Ceramics International covers oxide and non-oxide ceramics, functional glasses, glass ceramics, amorphous inorganic non-metallic materials (and their combinations with metal and organic materials), in the form of particulates, dense or porous bodies, thin/thick films and laminated, graded and composite structures. Process related topics such as ceramic-ceramic joints or joining ceramics with dissimilar materials, as well as surface finishing and conditioning are also covered. Besides traditional processing techniques, manufacturing routes of interest include innovative procedures benefiting from externally applied stresses, electromagnetic fields and energetic beams, as well as top-down and self-assembly nanotechnology approaches.
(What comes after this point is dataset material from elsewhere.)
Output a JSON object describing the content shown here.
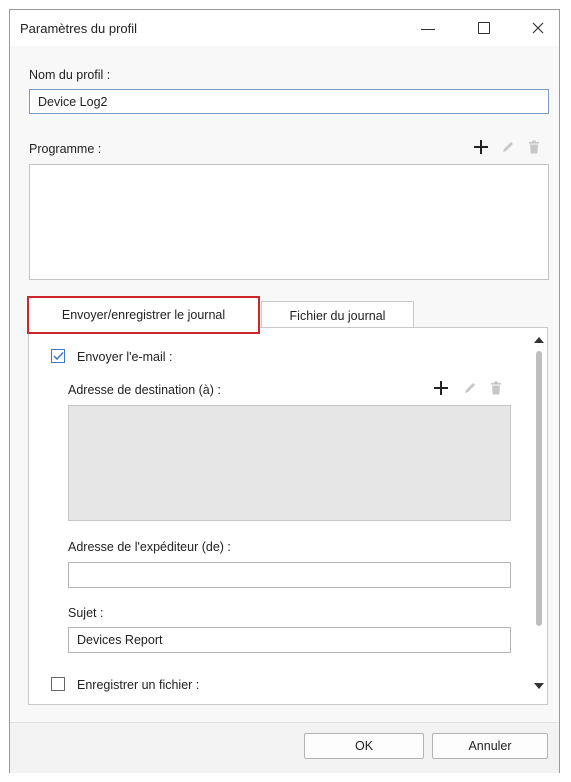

In addition, the journal welcomes submissions on bio-inspired and bio-enabled materials designs, experimentally validated multi scale modelling and simulation for materials design, and the use of the most advanced chemical and physical characterization techniques of structure, properties and behaviour.
Technologically relevant low-dimensional systems are a particular focus of Ceramics International. These include 0, 1 and 2-D nanomaterials (also covering CNTs, graphene and related materials, and diamond-like carbons), their nanocomposites, as well as nano-hybrids and hierarchical multifunctional nanostructures that might integrate molecular, biological and electronic components.